Largest coup trial begins in Turkey with 330 suspects

Largest coup trial begins in Turkey with 330 suspects

Largest coup trial begins in Turkey with 330 suspects

AA photo

The biggest trial yet against suspects accused of involvement in the July 2016 coup attempt began in Turkey on Feb. 28 in a courtroom specially built to hold more than 1,500 people.     

Some 330 suspects who are being tried in Sincan outside Ankara face multiple life sentences over their alleged links to the thwarted coup, which is widely believed to have been masterminded by the Fethullahist Terrorist Organization (FETÖ). 

Some 245 of those named in the indictment are under arrest. 

The suspects, many of whom are from the Polatlı Artillery and Missile School Command in Ankara, have been charged with murder or attempted murder. They also stand accused of attempting to remove the government and parliament of the Turkish Republic or trying to prevent those institutions from conducting their work.

Chief of General Staff Gen. Hulusi Akar and Turkish Gendarmerie Commander Gen. Yaşar Güler are among the complainants in the case. 

The case is being heard at Sincan prison where there was heavy security in place, with a water cannon truck on site and a drone flying overhead as families arrived for the hearing.   

The courtroom – which has space for 1,558 people – was packed with security forces surrounding the suspects as they testified. 

The first suspect, a military cadet named Abdulkadir Kahraman, told the court that on the night of the failed coup, troops had been informed by their commander that there had been a terror attack and were given ammunition.

Other suspects gave similar statements, including Arif Ozan Demir, who told the court the commander told them there had been an attack and that they should “be prepared.”

Also speaking at the hearing, suspect Ahmet Aktaş said that while they were relaxing in their dormitories, Specialized Sgt. Can Taşçı gathered the soldiers to hear Company Cmdr. Oğuz Serdar Özgür, who told them that “the situation is critical and that they may go outside as a unit.” Aktaş also said they grabbed their weapons and ammunition and that Lt. Col. Abdülkerim Ceyhan told them that “they may use weapons.”

“When the people confronted us, Oğuz Serdar opened fire in the air and then we went back to our unit,” he said. 

Another suspect, Ahmet Tamur, and Taşçı also gave similar testimony. 

Taşçı, meanwhile, said he had no connection with FETÖ and that he never went to any of the courses or schools belonging to the group.  
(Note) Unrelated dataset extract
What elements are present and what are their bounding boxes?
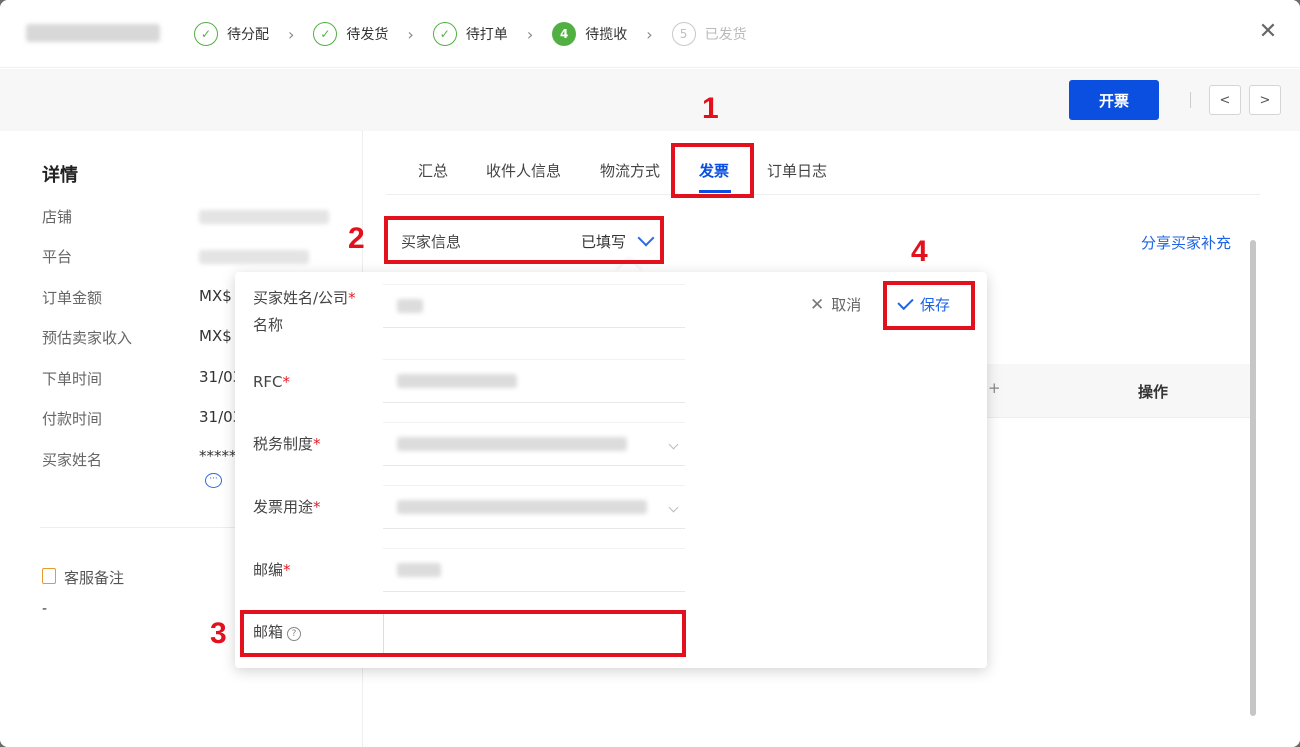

One of the suspects, Emin Özcan, said they were subjected to a test around 15 days before the foiled coup and that the results were announced on July 15, 2016. According to Özcan’s testimony, those who succeeded on the tests left the barracks while those that failed were not allowed to leave. 

“If I had been successful in that test, I would have left the barracks. The reason I’m here today is the fact that I failed that test,” he said. 

The hearing is one of several cases that opened across the country this month, with 47 people going on trial in the southwestern province of Muğla on charges of attempting to assassinate President Recep Tayyip Erdoğan. 

Until now, the largest has been held in İzmir, where 270 suspects went on trial late last month, including US.-based Islamic preacher Fethullah Gülen, who is being tried in absentia.